Just as the title suggests, Avatar: The Last Airbender for the PSP is a game featuring the characters and locations from Nickelodeon's popular cartoon show. In this hack-and-slash-style RPG, players lead a party of four heroes through multiple portions of the Avatar world, go on quests for the villagers met along the way, and use the experience and items gained from fighting soldiers and fulfilling quests to constantly upgrade the characters' skills and outfit them with new equipment. Overall, the design is solid and sufficiently varied. Anyone that's played similar games, such as Untold Legends, should feel right at home. Fans of the cartoon, meanwhile, will appreciate that the story, characters, and locations in the game ring true to the portrayals in the show.
In the world of Avatar, people known as benders have the ability to cast elemental magic. The world is split into four different nations, each based on the element the nation's inhabitants have mastery over: fire, water, earth, or air. For centuries, the four nations lived in peace. However, one day the Fire Nation began a campaign to conquer the other nations. According to legend, the only person strong enough to stop the Fire Nation is the Avatar, a superbeing with the ability to control all four elements. The game, like the show, follows the travails of Aang, the last airbender and supposed Avatar, on his quest to awaken his powers and bring an end to the war. Since Aang hasn't quite mastered the other elements yet, he enlists his friend, a fighter named Sokka, to tag along. Eventually, two other friends, a waterbender named Katara and an earthbender named Haru, also join Aang's cause. Together, the four heroes set out to visit the different villages in the land to gradually push back the Fire Nation forces and get Aang the training he needs.

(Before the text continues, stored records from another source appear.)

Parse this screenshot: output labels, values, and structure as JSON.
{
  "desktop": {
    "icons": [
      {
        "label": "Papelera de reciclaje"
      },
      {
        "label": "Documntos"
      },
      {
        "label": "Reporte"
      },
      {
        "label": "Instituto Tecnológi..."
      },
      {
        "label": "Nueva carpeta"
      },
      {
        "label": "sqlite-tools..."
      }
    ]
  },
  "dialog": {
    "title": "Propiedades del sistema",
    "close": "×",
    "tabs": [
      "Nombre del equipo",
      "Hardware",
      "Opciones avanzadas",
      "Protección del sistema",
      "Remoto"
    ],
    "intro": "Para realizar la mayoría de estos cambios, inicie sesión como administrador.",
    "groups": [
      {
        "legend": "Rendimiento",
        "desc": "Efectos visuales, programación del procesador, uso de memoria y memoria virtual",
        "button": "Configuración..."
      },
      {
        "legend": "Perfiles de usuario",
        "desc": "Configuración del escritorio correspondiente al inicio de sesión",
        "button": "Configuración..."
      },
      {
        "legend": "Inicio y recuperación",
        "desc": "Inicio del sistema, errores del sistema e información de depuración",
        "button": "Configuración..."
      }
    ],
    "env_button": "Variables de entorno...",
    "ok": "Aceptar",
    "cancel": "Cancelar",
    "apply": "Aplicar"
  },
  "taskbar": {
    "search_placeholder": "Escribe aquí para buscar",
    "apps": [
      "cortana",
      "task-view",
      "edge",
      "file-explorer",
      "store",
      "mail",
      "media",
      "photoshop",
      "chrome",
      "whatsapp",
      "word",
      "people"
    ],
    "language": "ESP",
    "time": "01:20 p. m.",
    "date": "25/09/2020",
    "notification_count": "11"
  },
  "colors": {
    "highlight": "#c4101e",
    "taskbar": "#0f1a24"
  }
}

Each of the game's seven chapters contains a village and a large surrounding area. Within that area, there are specific people and places that you need to visit in relation to the overall story, but you're free to tackle side quests and build your characters however you see fit along the way. The one catch is that you can only have two characters in your party at any given time, while the other two stay behind at the village. Occasionally, you have to put some thought into how the party is put together. While Sokka's strength is advantageous, for example, Katara's heal ability really comes in handy in areas that are packed with enemies. Of course, since this is a hack-and-slash-style game, you'll constantly encounter Fire Nation soldiers out in the wild that you can exchange fisticuffs with. Battles happen in real time, with you controlling one character and the CPU controlling the other. Generally speaking, the CPU does a good job of dodging and attacking with the hero under its care, leaving you free to concentrate on your own situation. Individual soldiers aren't very strong or fast, so it usually only takes a few punches to get rid of them. Multiple soldiers can gang up on you, though, and sometimes they'll call out for reinforcements. Combat is otherwise straightforward and mainly involves mashing buttons until all of the surrounding enemies are gone. While you may or may not find that whole process boring, the loot and experience that are left behind after each fight certainly justify the time spent exchanging blows.